Even my beloved places in the Colorado mountains are disappearing. Wildfires have destroyed some of my favorite trails, and old mining towns that had stayed much the same for 100 years are now filled with condos and new mansions. 

There was a time when things didn’t change as quickly. Both sets of grandparents lived in the same neighborhoods in Chicago for their whole lives—one in the Czech neighborhood on the west side and the other on the north and German side. My grandfathers worked the same jobs for their whole lives, while my grandmothers shopped at the same grocery and department stores. Each couple (and their families) attended the same neighborhood church, where they were married, their children baptized and their funerals held. Because they lived in the same place their whole lives, they knew all their neighbors, who also rarely moved. And so a community was formed—at that time (the 1930s-50s) composed mostly of people from their own ethnic backgrounds. Of course, this resulted in an ethnic insularity that often kept out people of different backgrounds and races.

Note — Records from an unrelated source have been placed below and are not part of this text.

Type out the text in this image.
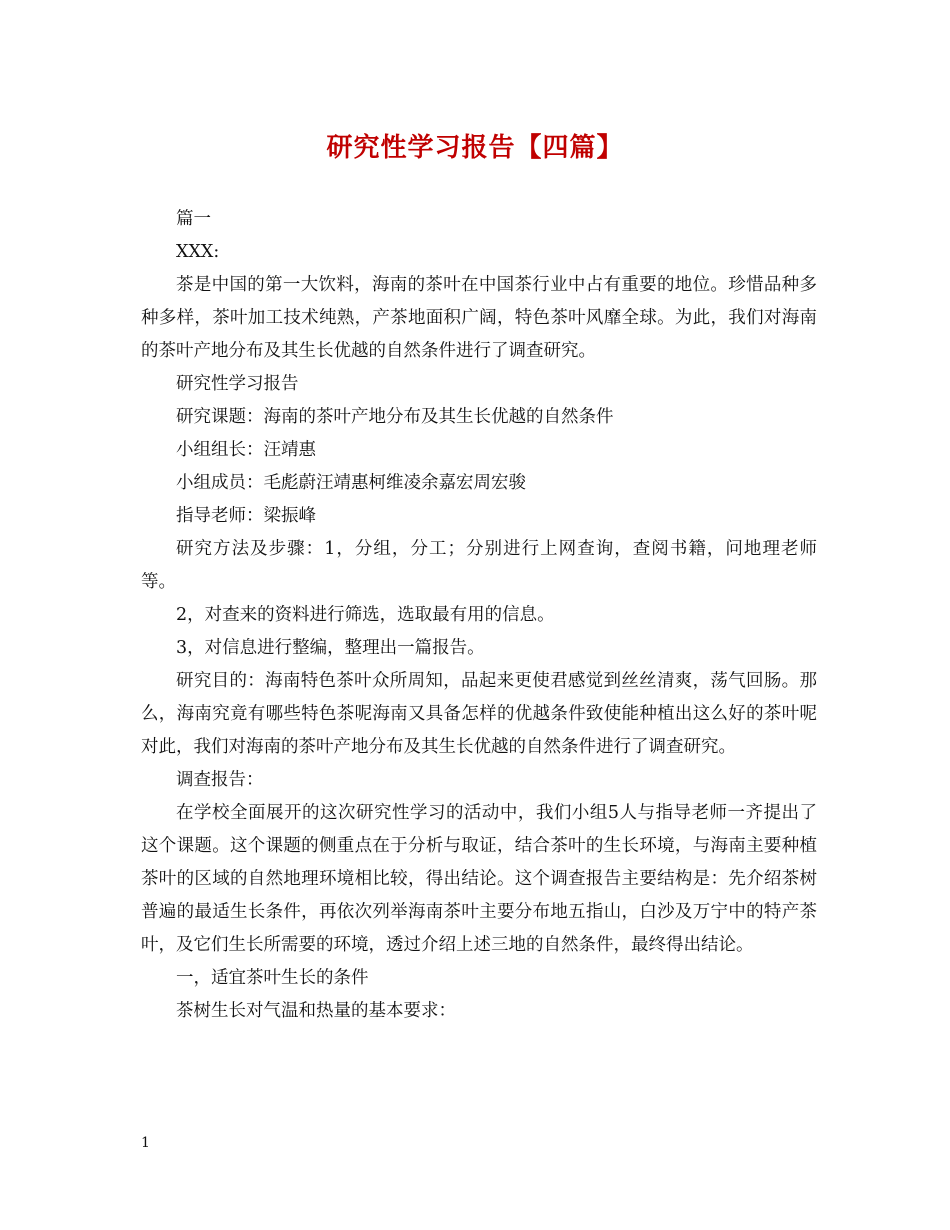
研究性学习报告【四篇】

篇一

XXX:

茶是中国的第一大饮料，海南的茶叶在中国茶行业中占有重要的地位。珍惜品种多种多样，茶叶加工技术纯熟，产茶地面积广阔，特色茶叶风靡全球。为此，我们对海南的茶叶产地分布及其生长优越的自然条件进行了调查研究。

研究性学习报告

研究课题：海南的茶叶产地分布及其生长优越的自然条件

小组组长：汪靖惠

小组成员：毛彪蔚汪靖惠柯维凌余嘉宏周宏骏

指导老师：梁振峰

研究方法及步骤：1，分组，分工；分别进行上网查询，查阅书籍，问地理老师等。

2，对查来的资料进行筛选，选取最有用的信息。

3，对信息进行整编，整理出一篇报告。

研究目的：海南特色茶叶众所周知，品起来更使君感觉到丝丝清爽，荡气回肠。那么，海南究竟有哪些特色茶呢海南又具备怎样的优越条件致使能种植出这么好的茶叶呢对此，我们对海南的茶叶产地分布及其生长优越的自然条件进行了调查研究。

调查报告：

在学校全面展开的这次研究性学习的活动中，我们小组5人与指导老师一齐提出了这个课题。这个课题的侧重点在于分析与取证，结合茶叶的生长环境，与海南主要种植茶叶的区域的自然地理环境相比较，得出结论。这个调查报告主要结构是：先介绍茶树普遍的最适生长条件，再依次列举海南茶叶主要分布地五指山，白沙及万宁中的特产茶叶，及它们生长所需要的环境，透过介绍上述三地的自然条件，最终得出结论。

一，适宜茶叶生长的条件

茶树生长对气温和热量的基本要求：

1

Even though I’ve lived in the same neighborhood for more than 30 years, everyone around me keeps moving, so there are only two houses in a three-block neighborhood where I know the residents. It’s a disorienting feeling, and I think contributes to our sense of anxiety in this world. Along Colorado’s booming Front Range, new subdivisions are taking over once empty fields. Nothing stays the same, especially the landscape.

Even something as small as losing my favorite restaurants can disrupt my personal landscape. Especially during the pandemic many restaurants closed permanently. Though that may seem trivial or unimportant, especially compared to more serious issues like failing health, it’s a loss in our day-to-day lives. You lose a place that you’ve been going to for 25 years—a place that felt comfortable, where you celebrated birthdays or anniversaries, where the chicken pot pie always made you feel better. When other long-time stores and restaurants close, the losses start piling up and one day you realize that all your favorite places are gone. At the new places, the music is too loud, the menu has food you’ve never heard of, the chairs are metal, and everyone there is 30 years younger than you.

It adds to the sense of dislocation, of a world that is out of control. It’s especially hard for seniors because we adapt to change more slowly. All I want is the booth at my once-favorite hamburger joint, but Tom’s Tavern has since been replaced by an upscale restaurant that serves “wood roasted octopus, with curried carrot purée, candied bacon, roasted turnips, asparagus, black garlic aioli.” Since Tom’s closed I’ve become mostly a vegetarian, but if the tavern were magically resurrected, I’d beat a path to their door to enjoy their hamburgers and fries, while sitting in a booth and watching the shuffleboard players. Just for a while, it would feel like home.